The Bush administration is telling regulators to begin selling real estate and other assets from failed savings and loans even before the government officially closes the institutions.
Regulators "should immediately begin shrinking such institutions' balance sheets in a coordinated and orderly manner," instructs a document obtained Monday by The Associated Press.The administration, in a 91-page strategic plan, also is telling regulators to discourage influence-peddling by keeping a public log of all attempts by "senior public officials" or their staffs to influence their decisions.

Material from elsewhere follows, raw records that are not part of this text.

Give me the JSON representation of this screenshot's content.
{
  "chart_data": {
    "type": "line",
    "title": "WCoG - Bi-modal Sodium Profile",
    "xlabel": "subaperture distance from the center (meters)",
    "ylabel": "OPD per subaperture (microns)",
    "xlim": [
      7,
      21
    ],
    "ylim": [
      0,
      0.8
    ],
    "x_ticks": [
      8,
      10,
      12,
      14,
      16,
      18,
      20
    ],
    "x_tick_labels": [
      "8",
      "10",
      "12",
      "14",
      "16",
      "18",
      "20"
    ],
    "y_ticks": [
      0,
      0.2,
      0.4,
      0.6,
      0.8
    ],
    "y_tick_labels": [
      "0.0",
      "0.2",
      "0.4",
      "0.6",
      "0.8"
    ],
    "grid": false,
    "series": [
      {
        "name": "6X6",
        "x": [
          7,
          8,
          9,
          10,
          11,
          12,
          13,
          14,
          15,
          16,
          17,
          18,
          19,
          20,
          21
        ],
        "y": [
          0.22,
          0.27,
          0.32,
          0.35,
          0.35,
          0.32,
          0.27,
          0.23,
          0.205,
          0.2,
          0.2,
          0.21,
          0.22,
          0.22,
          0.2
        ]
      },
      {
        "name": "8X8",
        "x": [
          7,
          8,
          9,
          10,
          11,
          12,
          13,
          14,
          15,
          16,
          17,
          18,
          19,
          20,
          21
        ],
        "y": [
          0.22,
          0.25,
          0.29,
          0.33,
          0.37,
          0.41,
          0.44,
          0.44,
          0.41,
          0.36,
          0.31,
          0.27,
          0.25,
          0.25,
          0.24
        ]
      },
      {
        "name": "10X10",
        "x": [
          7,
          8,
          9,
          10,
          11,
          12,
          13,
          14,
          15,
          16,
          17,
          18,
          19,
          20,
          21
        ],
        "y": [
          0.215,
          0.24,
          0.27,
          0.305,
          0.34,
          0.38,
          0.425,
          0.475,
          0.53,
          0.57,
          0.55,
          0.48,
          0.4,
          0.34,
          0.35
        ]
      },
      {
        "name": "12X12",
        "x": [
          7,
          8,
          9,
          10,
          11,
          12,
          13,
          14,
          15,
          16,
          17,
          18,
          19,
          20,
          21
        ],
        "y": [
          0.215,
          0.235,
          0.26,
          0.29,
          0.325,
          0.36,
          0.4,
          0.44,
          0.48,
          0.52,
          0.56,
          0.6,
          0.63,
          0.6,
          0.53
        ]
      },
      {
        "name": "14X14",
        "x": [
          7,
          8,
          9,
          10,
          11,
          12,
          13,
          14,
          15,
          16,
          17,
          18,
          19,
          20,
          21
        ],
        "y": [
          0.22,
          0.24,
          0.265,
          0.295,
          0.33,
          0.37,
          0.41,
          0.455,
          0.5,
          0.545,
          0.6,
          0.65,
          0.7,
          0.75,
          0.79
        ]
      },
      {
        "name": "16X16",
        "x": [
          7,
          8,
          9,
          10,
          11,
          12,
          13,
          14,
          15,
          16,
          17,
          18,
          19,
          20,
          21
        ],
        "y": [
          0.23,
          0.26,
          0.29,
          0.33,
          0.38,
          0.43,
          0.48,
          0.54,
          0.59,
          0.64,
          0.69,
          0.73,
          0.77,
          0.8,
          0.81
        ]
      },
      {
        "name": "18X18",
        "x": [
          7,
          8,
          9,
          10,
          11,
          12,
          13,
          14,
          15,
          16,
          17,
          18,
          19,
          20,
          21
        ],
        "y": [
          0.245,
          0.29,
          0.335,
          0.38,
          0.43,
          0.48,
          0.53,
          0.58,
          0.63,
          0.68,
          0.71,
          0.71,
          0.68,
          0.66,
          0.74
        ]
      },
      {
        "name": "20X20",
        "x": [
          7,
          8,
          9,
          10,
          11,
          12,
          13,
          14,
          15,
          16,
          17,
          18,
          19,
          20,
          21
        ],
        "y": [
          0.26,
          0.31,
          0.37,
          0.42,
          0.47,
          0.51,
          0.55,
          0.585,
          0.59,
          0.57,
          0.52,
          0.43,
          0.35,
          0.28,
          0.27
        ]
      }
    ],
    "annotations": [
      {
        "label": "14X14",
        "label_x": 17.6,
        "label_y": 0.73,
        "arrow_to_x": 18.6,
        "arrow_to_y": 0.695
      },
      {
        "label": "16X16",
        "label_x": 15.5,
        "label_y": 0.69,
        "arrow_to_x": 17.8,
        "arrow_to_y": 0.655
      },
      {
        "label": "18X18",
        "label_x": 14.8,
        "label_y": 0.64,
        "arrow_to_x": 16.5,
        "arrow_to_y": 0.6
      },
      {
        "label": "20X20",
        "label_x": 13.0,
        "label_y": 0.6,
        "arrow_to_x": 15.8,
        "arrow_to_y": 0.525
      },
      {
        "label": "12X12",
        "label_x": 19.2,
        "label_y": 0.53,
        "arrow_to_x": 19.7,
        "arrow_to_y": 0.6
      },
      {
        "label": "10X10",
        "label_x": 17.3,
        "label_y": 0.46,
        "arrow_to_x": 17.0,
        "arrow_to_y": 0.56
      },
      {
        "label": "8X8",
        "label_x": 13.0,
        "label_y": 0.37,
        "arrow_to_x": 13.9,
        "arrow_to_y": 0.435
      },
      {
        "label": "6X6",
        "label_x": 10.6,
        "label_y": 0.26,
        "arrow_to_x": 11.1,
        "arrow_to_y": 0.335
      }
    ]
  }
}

The plan, scheduled for release by the end of the year, was prepared by the Resolution Trust Corp. Oversight Board, an administration panel headed by Treasury Secretary Nicholas F. Brady. The board sets policy for the Resolution Trust Corp., a new entity run by the Federal Deposit Insurance Corp., an independent regulatory agency.

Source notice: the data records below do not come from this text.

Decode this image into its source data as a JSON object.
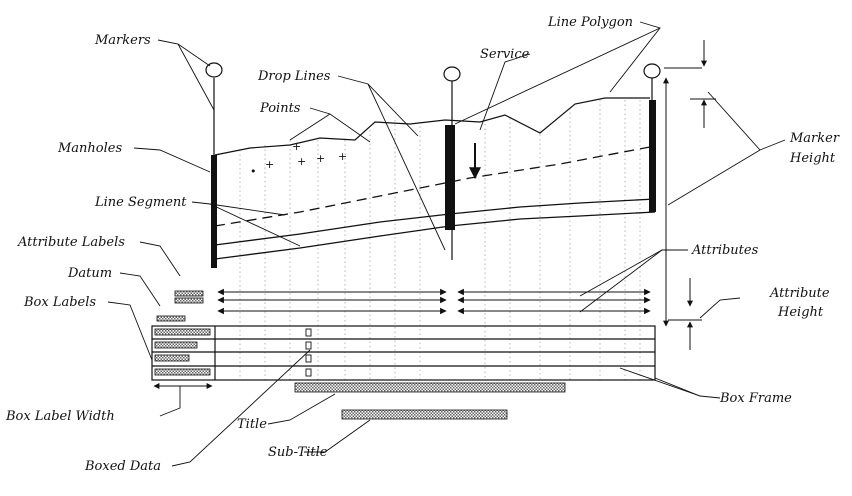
{
  "labels": {
    "markers": "Markers",
    "drop_lines": "Drop Lines",
    "points": "Points",
    "manholes": "Manholes",
    "line_segment": "Line Segment",
    "attribute_labels": "Attribute Labels",
    "datum": "Datum",
    "box_labels": "Box Labels",
    "box_label_width": "Box Label Width",
    "boxed_data": "Boxed Data",
    "title": "Title",
    "sub_title": "Sub-Title",
    "box_frame": "Box Frame",
    "attributes": "Attributes",
    "attribute_height_1": "Attribute",
    "attribute_height_2": "Height",
    "marker_height_1": "Marker",
    "marker_height_2": "Height",
    "service": "Service",
    "line_polygon": "Line Polygon"
  },
  "colors": {
    "ink": "#111111",
    "hatch": "#7a7a7a",
    "background": "#ffffff"
  }
}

Under pressure from critics to increase the pace of its savings and loan bailout, the administration plan outlines its approach to the huge task of selling more than $300 billion in S&L assets.
As of Dec. 8, the RTC had control of 280 failed S&Ls, having disposed of 33 since its creation Aug. 9. It expects to get jurisdiction of at least another 220 insolvent thrifts in the next 2 1/2 years.
Most of the 33 S&L resolutions so far have involved transferring the deposits of the failed institution to a healthy bank or S&L, leaving the government with the thrifts' bad loans and repossessed real estate.
Critics say unless the RTC starts selling S&L assets soon, the properties will deteriorate, driving up the taxpayer cost of the bailout.